We agree with the Government of Quebec. It is not necessary to add three or four years to the time frame for these projects since the Government of Quebec already has processes in place to protect the environment. Quebeckers are capable of protecting the environment, and we are going to help them by approving the construction of hydroelectric dams.
Finally, we will make this a country where work pays again. It does not pay to work for a lot of people. Let us look at someone on disability who recovers to a point or arrives at a point in their life where they realize they can work 10 or 15 hours and they want to get out into the world and contribute. The clawbacks right now mean many people on disability lose more than a dollar for every extra dollar they earn.

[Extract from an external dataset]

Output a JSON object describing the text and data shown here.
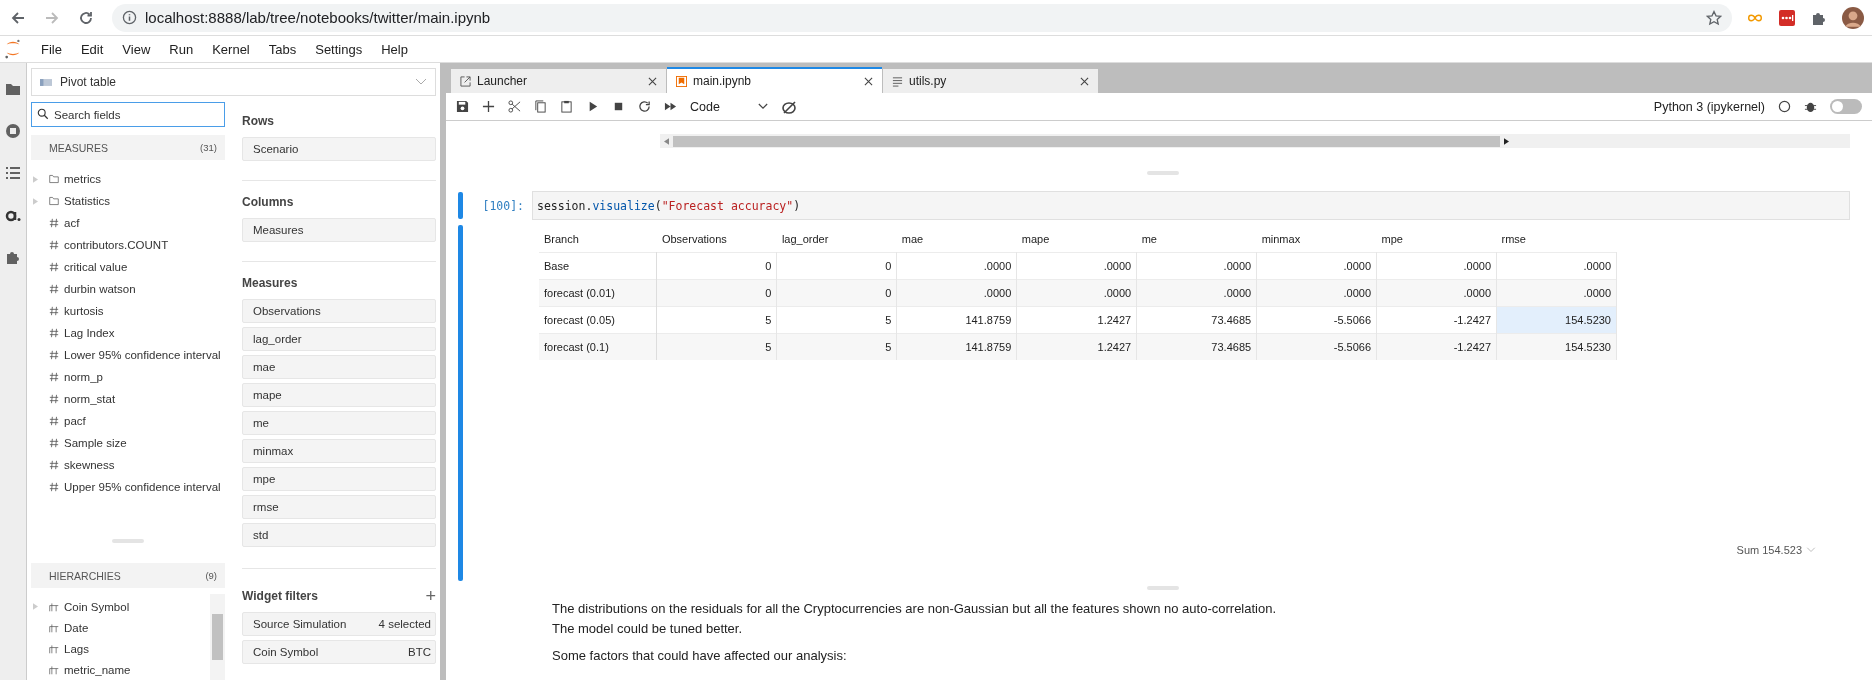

The government published a report showing that if a single mother with three kids who earns $55,000 a year earns another dollar, she loses 80¢ of that dollar. She earns about $25 an hour. She loses in clawbacks of her benefits and taxes on her income 20 of those dollars, so her real wage on that extra hour of work is five dollars an hour. Nobody in Canada should be expected to work for five dollars an hour. That is an outrage. That is why my government will reform the tax and benefit system to ensure that whenever somebody works an extra hour, takes an extra shift, or earns an extra bonus, they are always better off and they always keep more of that dollar.
We will do this to restore the Canadian promise. I look around this chamber and I see many inspiring stories, like my finance critic, who rose today to ask the first question. He is the son of immigrants. He grew up in a tough neighbourhood and had a difficult childhood, but he was able to get a diploma in accounting, which he is putting to very good use in this House. He started a business, built homes and was elected to serve in a G7 Parliament.
I, myself, am the son of a 16-year-old unwed mother who had to put me up for adoption to two school teachers. They always taught me it did not matter where I came from, that it mattered where I was going, and it did not matter who I knew, that it mattered what I could do. That is the country I want my children to inherit, and that is the country we will fight for every single day in this House.